Studi Kasus Intelijen AS dalam Perang Irak
Badan2 intelijen kelas dunia melakukan operasi intelijen untuk melindungi negaranya dan mensuport pimpinan nasional dalam pengambilan keputusan. AS, Rusia, Inggris, Israel, Jerman misalnya punya intelijen yang besar, hebat. Kita pernah mendengan nkata CIA, NSA, Mossad, Mi6.
Anggarannya sangat besar. Demikian juga di Indonesia Intelijen bekerja sesuai dengan organisasi, prinsip single client. Pantang hukumnya apabila terjadi kolaborasi pimpinan intelijen dengan kepentingan lain di luar garis komando dengan presiden. Atau muncul ambisi-ambisi yang tidak sejalan dengan user.
Sulit di era transparansi saat ini walau intelijen sekalipun menutupi keburukan demi kepentingan pribadi atau golongan.
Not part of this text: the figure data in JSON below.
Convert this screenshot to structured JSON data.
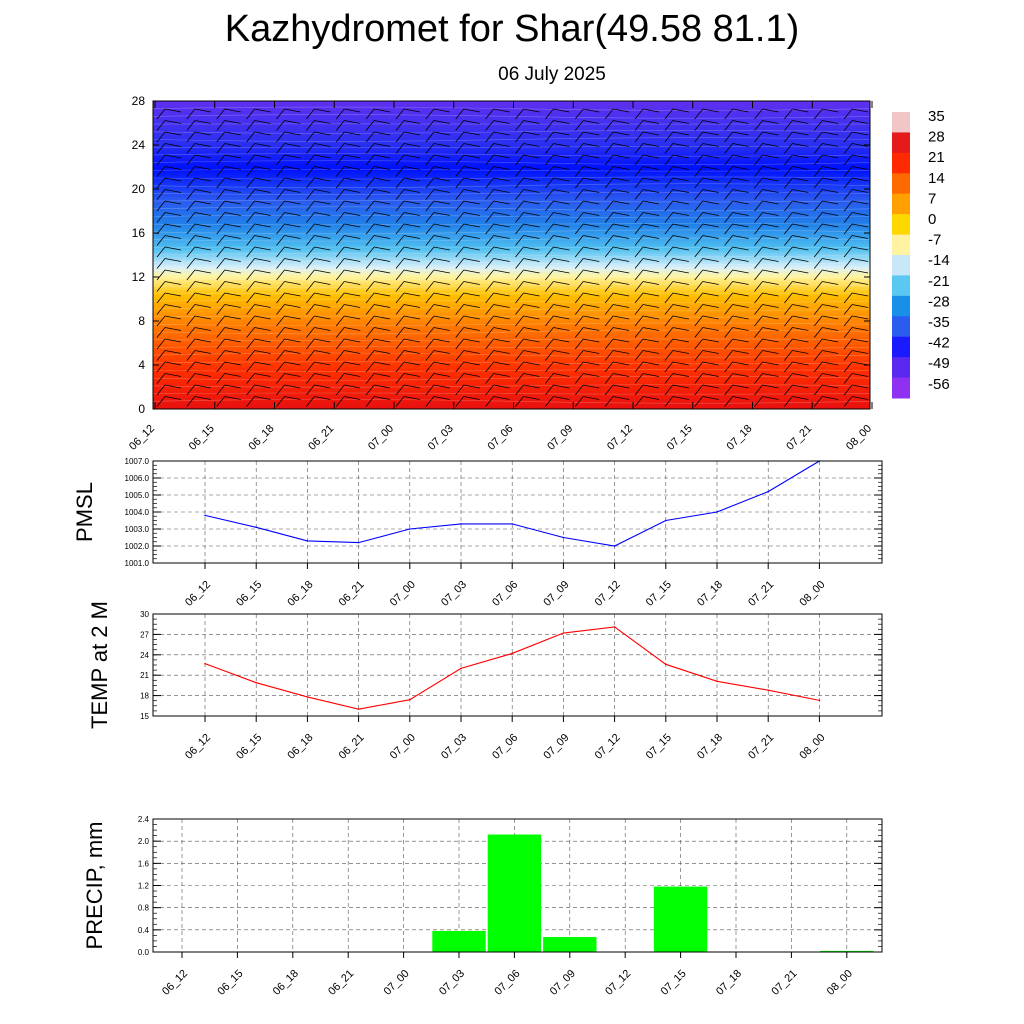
{
  "title": "Kazhydromet for Shar(49.58 81.1)",
  "subtitle": "06 July 2025",
  "time_labels": [
    "06_12",
    "06_15",
    "06_18",
    "06_21",
    "07_00",
    "07_03",
    "07_06",
    "07_09",
    "07_12",
    "07_15",
    "07_18",
    "07_21",
    "08_00"
  ],
  "colorbar": {
    "labels": [
      "35",
      "28",
      "21",
      "14",
      "7",
      "0",
      "-7",
      "-14",
      "-21",
      "-28",
      "-35",
      "-42",
      "-49",
      "-56"
    ],
    "colors": [
      "#f2c6c6",
      "#e61a1a",
      "#ff2a00",
      "#ff6a00",
      "#ffa000",
      "#ffd800",
      "#fff2a0",
      "#c8e8f8",
      "#5ac8f0",
      "#1890e8",
      "#2a5cf0",
      "#1a1aff",
      "#5a28f0",
      "#9030f0"
    ]
  },
  "chart_data": [
    {
      "type": "heatmap",
      "title": "",
      "xlabel": "",
      "ylabel": "",
      "x": [
        "06_12",
        "06_15",
        "06_18",
        "06_21",
        "07_00",
        "07_03",
        "07_06",
        "07_09",
        "07_12",
        "07_15",
        "07_18",
        "07_21",
        "08_00"
      ],
      "y_ticks": [
        0,
        4,
        8,
        12,
        16,
        20,
        24,
        28
      ],
      "ylim": [
        0,
        28
      ],
      "description_of_values": "temperature color field by height; warm (red) near 0, yellow near 12, blue/violet above 16",
      "grid": false
    },
    {
      "type": "line",
      "ylabel": "PMSL",
      "x": [
        "06_12",
        "06_15",
        "06_18",
        "06_21",
        "07_00",
        "07_03",
        "07_06",
        "07_09",
        "07_12",
        "07_15",
        "07_18",
        "07_21",
        "08_00"
      ],
      "series": [
        {
          "values": [
            1003.8,
            1003.1,
            1002.3,
            1002.2,
            1003.0,
            1003.3,
            1003.3,
            1002.5,
            1002.0,
            1003.5,
            1004.0,
            1005.2,
            1007.0
          ],
          "color": "#0000ff"
        }
      ],
      "y_ticks": [
        "1001.0",
        "1002.0",
        "1003.0",
        "1004.0",
        "1005.0",
        "1006.0",
        "1007.0"
      ],
      "ylim": [
        1001.0,
        1007.0
      ],
      "grid": true
    },
    {
      "type": "line",
      "ylabel": "TEMP at 2 M",
      "x": [
        "06_12",
        "06_15",
        "06_18",
        "06_21",
        "07_00",
        "07_03",
        "07_06",
        "07_09",
        "07_12",
        "07_15",
        "07_18",
        "07_21",
        "08_00"
      ],
      "series": [
        {
          "values": [
            22.7,
            19.9,
            17.8,
            16.0,
            17.4,
            22.0,
            24.2,
            27.2,
            28.1,
            22.6,
            20.1,
            18.8,
            17.3
          ],
          "color": "#ff0000"
        }
      ],
      "y_ticks": [
        "15",
        "18",
        "21",
        "24",
        "27",
        "30"
      ],
      "ylim": [
        15,
        30
      ],
      "grid": true
    },
    {
      "type": "bar",
      "ylabel": "PRECIP, mm",
      "categories": [
        "06_12",
        "06_15",
        "06_18",
        "06_21",
        "07_00",
        "07_03",
        "07_06",
        "07_09",
        "07_12",
        "07_15",
        "07_18",
        "07_21",
        "08_00"
      ],
      "values": [
        0,
        0,
        0,
        0,
        0,
        0.38,
        2.12,
        0.27,
        0,
        1.18,
        0,
        0,
        0.02
      ],
      "color": "#00ff00",
      "y_ticks": [
        "0.0",
        "0.4",
        "0.8",
        "1.2",
        "1.6",
        "2.0",
        "2.4"
      ],
      "ylim": [
        0,
        2.4
      ],
      "grid": true
    }
  ]
}
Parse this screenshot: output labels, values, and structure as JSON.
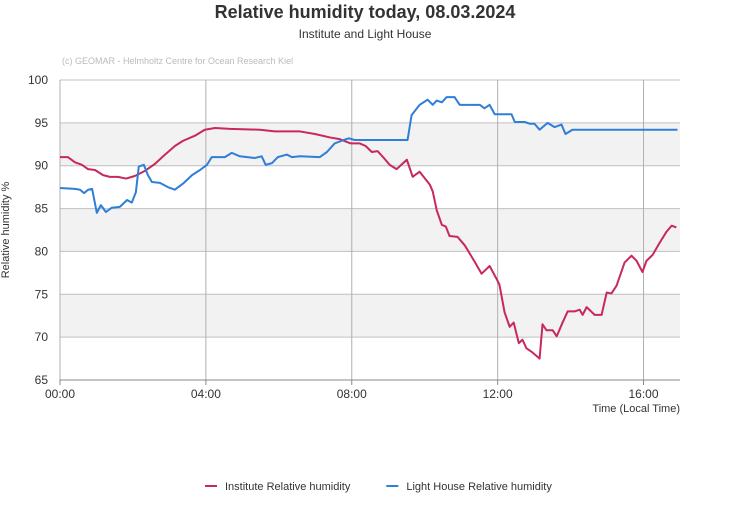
{
  "chart_data": {
    "type": "line",
    "title": "Relative humidity today, 08.03.2024",
    "subtitle": "Institute and Light House",
    "credit": "(c) GEOMAR - Helmholtz Centre for Ocean Research Kiel",
    "y_label": "Relative humidity %",
    "x_label": "Time (Local Time)",
    "xlim": [
      0,
      17
    ],
    "xticks": [
      {
        "value": 0,
        "label": "00:00"
      },
      {
        "value": 4,
        "label": "04:00"
      },
      {
        "value": 8,
        "label": "08:00"
      },
      {
        "value": 12,
        "label": "12:00"
      },
      {
        "value": 16,
        "label": "16:00"
      }
    ],
    "ylim": [
      65,
      100
    ],
    "yticks": [
      65,
      70,
      75,
      80,
      85,
      90,
      95,
      100
    ],
    "grid": true,
    "legend": "bottom",
    "series": [
      {
        "name": "Institute Relative humidity",
        "color": "#c8285a",
        "x": [
          0,
          0.22,
          0.41,
          0.6,
          0.77,
          0.96,
          1.18,
          1.37,
          1.59,
          1.81,
          2.05,
          2.33,
          2.6,
          2.88,
          3.15,
          3.37,
          3.7,
          3.97,
          4.25,
          4.66,
          5.48,
          5.89,
          6.16,
          6.58,
          6.99,
          7.4,
          7.67,
          7.97,
          8.22,
          8.38,
          8.55,
          8.71,
          8.88,
          9.04,
          9.23,
          9.51,
          9.67,
          9.86,
          10.14,
          10.22,
          10.33,
          10.47,
          10.58,
          10.68,
          10.9,
          11.1,
          11.37,
          11.56,
          11.78,
          11.97,
          12.05,
          12.19,
          12.33,
          12.44,
          12.58,
          12.68,
          12.79,
          12.96,
          13.15,
          13.23,
          13.34,
          13.51,
          13.62,
          13.78,
          13.92,
          14.11,
          14.25,
          14.33,
          14.44,
          14.66,
          14.85,
          14.99,
          15.12,
          15.26,
          15.48,
          15.67,
          15.81,
          15.97,
          16.08,
          16.25,
          16.44,
          16.63,
          16.77,
          16.9
        ],
        "values": [
          91,
          91,
          90.4,
          90.1,
          89.6,
          89.5,
          88.9,
          88.7,
          88.7,
          88.5,
          88.8,
          89.4,
          90.2,
          91.3,
          92.3,
          92.9,
          93.5,
          94.2,
          94.4,
          94.3,
          94.2,
          94.0,
          94.0,
          94.0,
          93.7,
          93.3,
          93.1,
          92.6,
          92.6,
          92.3,
          91.6,
          91.7,
          90.9,
          90.1,
          89.6,
          90.7,
          88.7,
          89.3,
          87.8,
          87,
          84.8,
          83.1,
          82.9,
          81.8,
          81.7,
          80.7,
          78.8,
          77.4,
          78.3,
          76.8,
          76.1,
          72.9,
          71.2,
          71.7,
          69.3,
          69.7,
          68.7,
          68.2,
          67.5,
          71.5,
          70.8,
          70.8,
          70.1,
          71.7,
          73,
          73,
          73.2,
          72.6,
          73.5,
          72.6,
          72.6,
          75.2,
          75.1,
          76,
          78.7,
          79.5,
          78.9,
          77.6,
          78.9,
          79.6,
          81,
          82.3,
          83,
          82.8
        ]
      },
      {
        "name": "Light House Relative humidity",
        "color": "#2f7ed8",
        "x": [
          0,
          0.41,
          0.55,
          0.66,
          0.77,
          0.88,
          1.01,
          1.12,
          1.26,
          1.42,
          1.64,
          1.84,
          1.97,
          2.08,
          2.16,
          2.3,
          2.41,
          2.52,
          2.74,
          2.96,
          3.15,
          3.37,
          3.62,
          3.84,
          4.03,
          4.16,
          4.52,
          4.71,
          4.93,
          5.34,
          5.53,
          5.64,
          5.81,
          5.97,
          6.22,
          6.36,
          6.58,
          7.12,
          7.32,
          7.53,
          7.78,
          7.92,
          8.08,
          8.77,
          9.53,
          9.64,
          9.86,
          10.08,
          10.22,
          10.33,
          10.47,
          10.6,
          10.82,
          10.96,
          11.51,
          11.64,
          11.78,
          11.92,
          12.38,
          12.47,
          12.74,
          12.88,
          13.01,
          13.15,
          13.37,
          13.56,
          13.75,
          13.86,
          14.05,
          16.93
        ],
        "values": [
          87.4,
          87.3,
          87.2,
          86.8,
          87.2,
          87.3,
          84.5,
          85.4,
          84.6,
          85.1,
          85.2,
          86,
          85.7,
          86.9,
          89.9,
          90.1,
          88.9,
          88.1,
          88,
          87.5,
          87.2,
          87.9,
          88.9,
          89.5,
          90.1,
          91,
          91,
          91.5,
          91.1,
          90.9,
          91.1,
          90.1,
          90.3,
          91,
          91.3,
          91,
          91.1,
          91,
          91.6,
          92.6,
          93,
          93.2,
          93,
          93,
          93,
          95.9,
          97.1,
          97.7,
          97.1,
          97.6,
          97.4,
          98,
          98,
          97.1,
          97.1,
          96.7,
          97.1,
          96,
          96,
          95.1,
          95.1,
          94.9,
          94.9,
          94.2,
          95,
          94.5,
          94.8,
          93.7,
          94.2,
          94.2
        ]
      }
    ]
  }
}
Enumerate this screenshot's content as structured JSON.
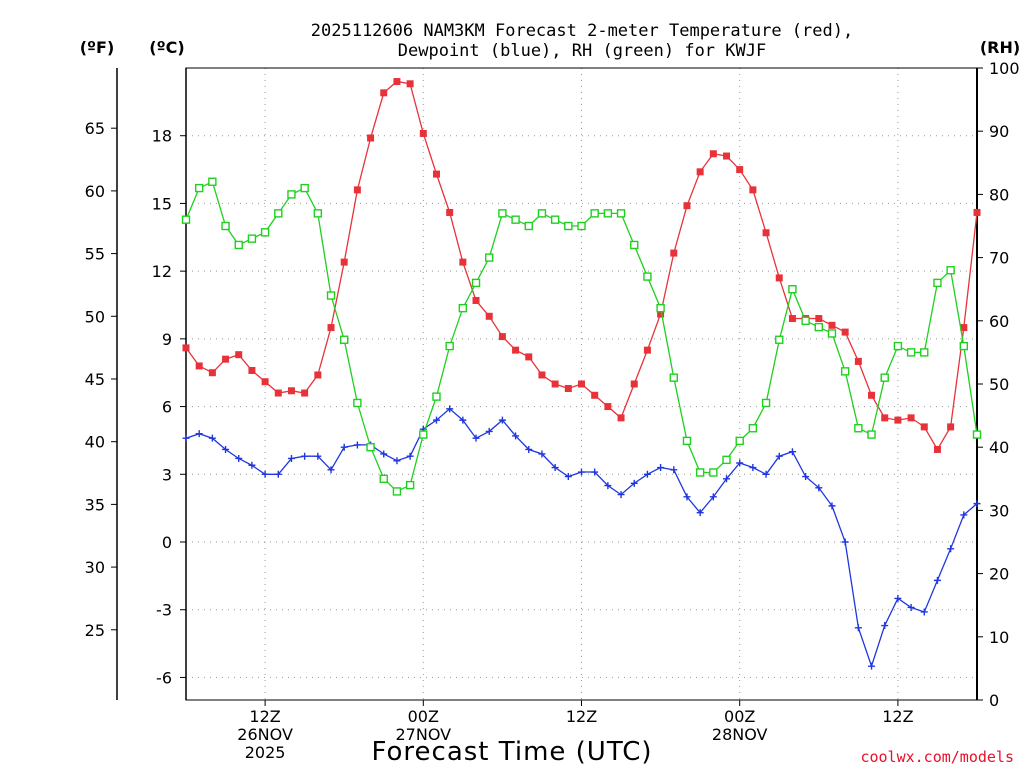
{
  "chart_data": {
    "type": "line",
    "title_line1": "2025112606 NAM3KM Forecast 2-meter Temperature (red),",
    "title_line2": "Dewpoint (blue), RH (green) for KWJF",
    "xlabel": "Forecast Time (UTC)",
    "credit": "coolwx.com/models",
    "units": {
      "fahrenheit": "(ºF)",
      "celsius": "(ºC)",
      "rh": "(RH)"
    },
    "celsius_axis": {
      "range": [
        -7,
        21
      ],
      "ticks": [
        "18",
        "15",
        "12",
        "9",
        "6",
        "3",
        "0",
        "-3",
        "-6"
      ]
    },
    "fahrenheit_axis": {
      "ticks": [
        "65",
        "60",
        "55",
        "50",
        "45",
        "40",
        "35",
        "30",
        "25"
      ]
    },
    "rh_axis": {
      "range": [
        0,
        100
      ],
      "ticks": [
        "100",
        "90",
        "80",
        "70",
        "60",
        "50",
        "40",
        "30",
        "20",
        "10",
        "0"
      ]
    },
    "x_ticks": [
      {
        "hour": 6,
        "lines": [
          "12Z",
          "26NOV",
          "2025"
        ]
      },
      {
        "hour": 18,
        "lines": [
          "00Z",
          "27NOV"
        ]
      },
      {
        "hour": 30,
        "lines": [
          "12Z"
        ]
      },
      {
        "hour": 42,
        "lines": [
          "00Z",
          "28NOV"
        ]
      },
      {
        "hour": 54,
        "lines": [
          "12Z"
        ]
      }
    ],
    "x_range": [
      0,
      60
    ],
    "series": [
      {
        "name": "2-meter Temperature",
        "axis": "celsius",
        "color": "#e8323a",
        "marker": "filled-square",
        "values": [
          8.6,
          7.8,
          7.5,
          8.1,
          8.3,
          7.6,
          7.1,
          6.6,
          6.7,
          6.6,
          7.4,
          9.5,
          12.4,
          15.6,
          17.9,
          19.9,
          20.4,
          20.3,
          18.1,
          16.3,
          14.6,
          12.4,
          10.7,
          10.0,
          9.1,
          8.5,
          8.2,
          7.4,
          7.0,
          6.8,
          7.0,
          6.5,
          6.0,
          5.5,
          7.0,
          8.5,
          10.1,
          12.8,
          14.9,
          16.4,
          17.2,
          17.1,
          16.5,
          15.6,
          13.7,
          11.7,
          9.9,
          9.9,
          9.9,
          9.6,
          9.3,
          8.0,
          6.5,
          5.5,
          5.4,
          5.5,
          5.1,
          4.1,
          5.1,
          9.5,
          14.6
        ]
      },
      {
        "name": "Dewpoint",
        "axis": "celsius",
        "color": "#1f36e0",
        "marker": "plus",
        "values": [
          4.6,
          4.8,
          4.6,
          4.1,
          3.7,
          3.4,
          3.0,
          3.0,
          3.7,
          3.8,
          3.8,
          3.2,
          4.2,
          4.3,
          4.3,
          3.9,
          3.6,
          3.8,
          5.0,
          5.4,
          5.9,
          5.4,
          4.6,
          4.9,
          5.4,
          4.7,
          4.1,
          3.9,
          3.3,
          2.9,
          3.1,
          3.1,
          2.5,
          2.1,
          2.6,
          3.0,
          3.3,
          3.2,
          2.0,
          1.3,
          2.0,
          2.8,
          3.5,
          3.3,
          3.0,
          3.8,
          4.0,
          2.9,
          2.4,
          1.6,
          0.0,
          -3.8,
          -5.5,
          -3.7,
          -2.5,
          -2.9,
          -3.1,
          -1.7,
          -0.3,
          1.2,
          1.7
        ]
      },
      {
        "name": "RH",
        "axis": "rh",
        "color": "#1fd01f",
        "marker": "open-square",
        "values": [
          76,
          81,
          82,
          75,
          72,
          73,
          74,
          77,
          80,
          81,
          77,
          64,
          57,
          47,
          40,
          35,
          33,
          34,
          42,
          48,
          56,
          62,
          66,
          70,
          77,
          76,
          75,
          77,
          76,
          75,
          75,
          77,
          77,
          77,
          72,
          67,
          62,
          51,
          41,
          36,
          36,
          38,
          41,
          43,
          47,
          57,
          65,
          60,
          59,
          58,
          52,
          43,
          42,
          51,
          56,
          55,
          55,
          66,
          68,
          56,
          42
        ]
      }
    ]
  }
}
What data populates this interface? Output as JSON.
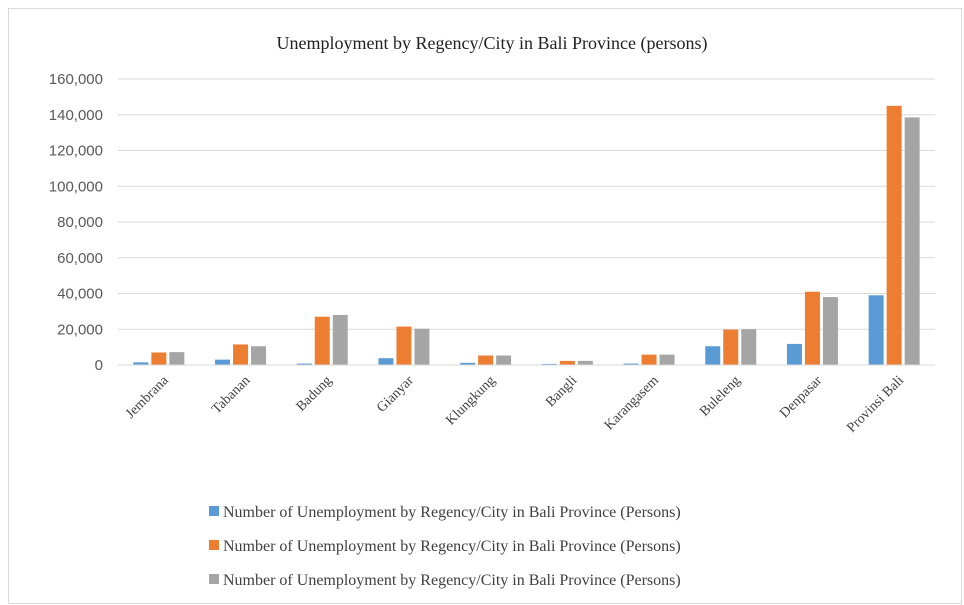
{
  "chart_data": {
    "type": "bar",
    "title": "Unemployment by Regency/City in Bali Province (persons)",
    "xlabel": "",
    "ylabel": "",
    "ylim": [
      0,
      160000
    ],
    "yticks": [
      0,
      20000,
      40000,
      60000,
      80000,
      100000,
      120000,
      140000,
      160000
    ],
    "ytick_labels": [
      "0",
      "20,000",
      "40,000",
      "60,000",
      "80,000",
      "100,000",
      "120,000",
      "140,000",
      "160,000"
    ],
    "grid": true,
    "legend_position": "bottom",
    "categories": [
      "Jembrana",
      "Tabanan",
      "Badung",
      "Gianyar",
      "Klungkung",
      "Bangli",
      "Karangasem",
      "Buleleng",
      "Denpasar",
      "Provinsi Bali"
    ],
    "series": [
      {
        "name": "Number of Unemployment by Regency/City in Bali Province (Persons)",
        "color": "#5b9bd5",
        "values": [
          1500,
          3000,
          800,
          3800,
          1200,
          600,
          800,
          10500,
          11800,
          39000
        ]
      },
      {
        "name": "Number of Unemployment by Regency/City in Bali Province (Persons)",
        "color": "#ed7d31",
        "values": [
          7000,
          11500,
          27000,
          21500,
          5300,
          2300,
          5800,
          19800,
          41000,
          145000
        ]
      },
      {
        "name": "Number of Unemployment by Regency/City in Bali Province (Persons)",
        "color": "#a5a5a5",
        "values": [
          7200,
          10500,
          28000,
          20300,
          5300,
          2300,
          5800,
          20000,
          38000,
          138500
        ]
      }
    ]
  }
}
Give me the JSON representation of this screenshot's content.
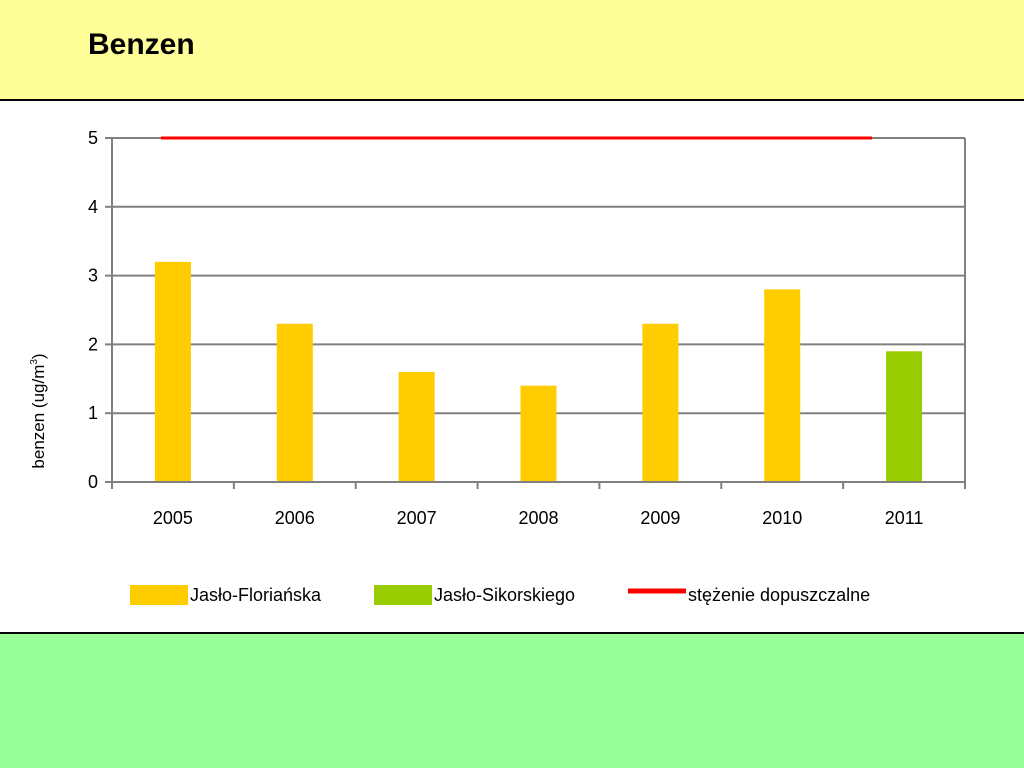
{
  "slide": {
    "title": "Benzen"
  },
  "colors": {
    "title_band": "#ffff99",
    "background": "#99ff99",
    "panel": "#ffffff",
    "series_florianska": "#ffcc00",
    "series_sikorskiego": "#99cc00",
    "limit_line": "#ff0000",
    "axis": "#808080"
  },
  "chart_data": {
    "type": "bar",
    "title": "",
    "xlabel": "",
    "ylabel_main": "benzen (ug/m",
    "ylabel_sup": "3",
    "ylabel_close": ")",
    "ylim": [
      0,
      5
    ],
    "yticks": [
      "0",
      "1",
      "2",
      "3",
      "4",
      "5"
    ],
    "categories": [
      "2005",
      "2006",
      "2007",
      "2008",
      "2009",
      "2010",
      "2011"
    ],
    "series": [
      {
        "name": "Jasło-Floriańska",
        "color": "#ffcc00",
        "values": [
          3.2,
          2.3,
          1.6,
          1.4,
          2.3,
          2.8,
          null
        ]
      },
      {
        "name": "Jasło-Sikorskiego",
        "color": "#99cc00",
        "values": [
          null,
          null,
          null,
          null,
          null,
          null,
          1.9
        ]
      }
    ],
    "limit": {
      "name": "stężenie dopuszczalne",
      "value": 5,
      "color": "#ff0000"
    },
    "grid": true,
    "legend_position": "bottom"
  }
}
Studi kasus operasi intel AS dalam perang Irak dibawah ini bagus untuk diketahui.
Kasus penyerbuan Irak oleh AS adalah adalah sebuah studi kasus bukti tidak loyalnya intelijen yang menimbulkan kerugian besar.
Presiden AS, George Walter Bush pada 20 Januari 2009, saat pidato perpisahan menyatakan penyesalan karena mempercayai intelijen CIA yang melaporkan adanya SPM (Senjata Pemusnah Masal) di Irak, Info seorang Jenderal Iraq yang menyatakan tidak ada SPM diputar balik pejabat CIA (kisah Green Zone sangat jelas), sehingga Bush percaya dan menyerang Irak.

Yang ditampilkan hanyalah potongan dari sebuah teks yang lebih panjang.